Signs of vocal fold paresis include dysphonia (hoarseness), vacal fatigue, pain or discomfort with speaking, and effortful speaking. A Glottic Closure Index (GCI) greater than 2 may indicate vocal fold paresis.
The most common causes of vocal fold paresis are post-viral (post-viral vagal neuropathy) and after endotracheal intubation for any number of surgical procedures (gall bladder, hernia, hysterectomy, etc...). Physical examination including strobovideolaryngoscopy may reveal abnormal laryngeal biomechanics or sluggish mobility of one or both vocal folds. Laryngeal EMG may be used to assist in the diagnosis.

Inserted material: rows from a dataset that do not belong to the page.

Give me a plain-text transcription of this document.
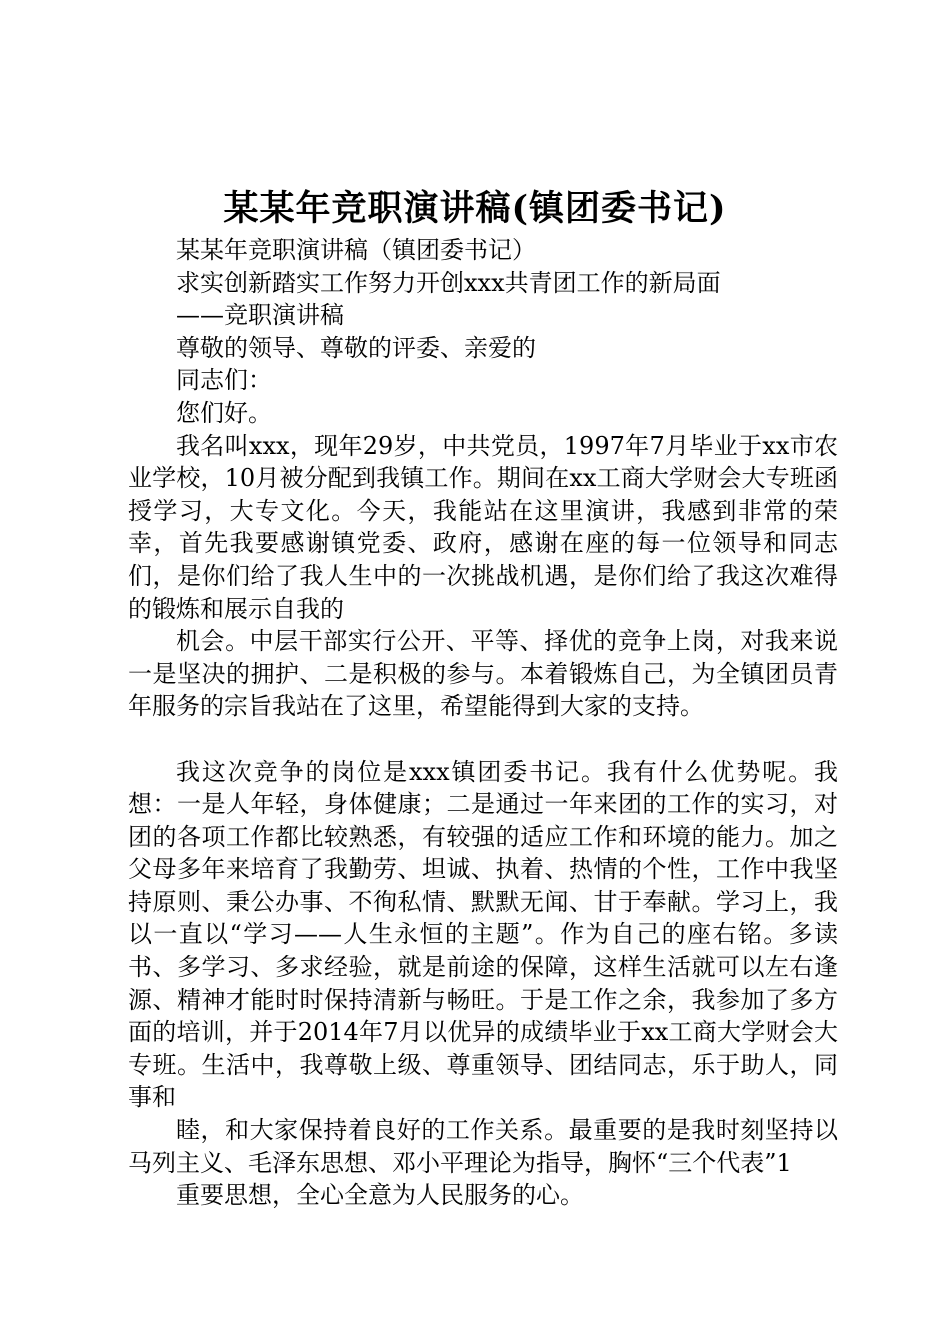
某某年竞职演讲稿(镇团委书记)

某某年竞职演讲稿（镇团委书记）

求实创新踏实工作努力开创xxx共青团工作的新局面

——竞职演讲稿

尊敬的领导、尊敬的评委、亲爱的

同志们：

您们好。

我名叫xxx，现年29岁，中共党员，1997年7月毕业于xx市农业学校，10月被分配到我镇工作。期间在xx工商大学财会大专班函授学习，大专文化。今天，我能站在这里演讲，我感到非常的荣幸，首先我要感谢镇党委、政府，感谢在座的每一位领导和同志们，是你们给了我人生中的一次挑战机遇，是你们给了我这次难得的锻炼和展示自我的

机会。中层干部实行公开、平等、择优的竞争上岗，对我来说一是坚决的拥护、二是积极的参与。本着锻炼自己，为全镇团员青年服务的宗旨我站在了这里，希望能得到大家的支持。

我这次竞争的岗位是xxx镇团委书记。我有什么优势呢。我想：一是人年轻，身体健康；二是通过一年来团的工作的实习，对团的各项工作都比较熟悉，有较强的适应工作和环境的能力。加之父母多年来培育了我勤劳、坦诚、执着、热情的个性，工作中我坚持原则、秉公办事、不徇私情、默默无闻、甘于奉献。学习上，我以一直以“学习——人生永恒的主题”。作为自己的座右铭。多读书、多学习、多求经验，就是前途的保障，这样生活就可以左右逢源、精神才能时时保持清新与畅旺。于是工作之余，我参加了多方面的培训，并于2014年7月以优异的成绩毕业于xx工商大学财会大专班。生活中，我尊敬上级、尊重领导、团结同志，乐于助人，同事和

睦，和大家保持着良好的工作关系。最重要的是我时刻坚持以马列主义、毛泽东思想、邓小平理论为指导，胸怀“三个代表”1

重要思想，全心全意为人民服务的心。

The image above is that of an individual with a right vocal fold paresis. the vocal folds are maximally adducted (closed). The right vocal fold is foreshortened. The larynx is slightly rotated. Glottal closure is incomplete with a 1-2mm gap. If you click on the image you can view the stroboscopic video. This patient was treated with an injection augmentation of the vocal folds and achieved complete glottal closure.
Treatment of vocal fold paresis may be observation (tincture of time) for a paresis with a good prognosis LEMG or surgical for old injuries with little chance of recovery (poor prognosis LEMG). Please refer to the section entitled Surgical Treatment for Glottal Insufficiency for an overview of the surgical options.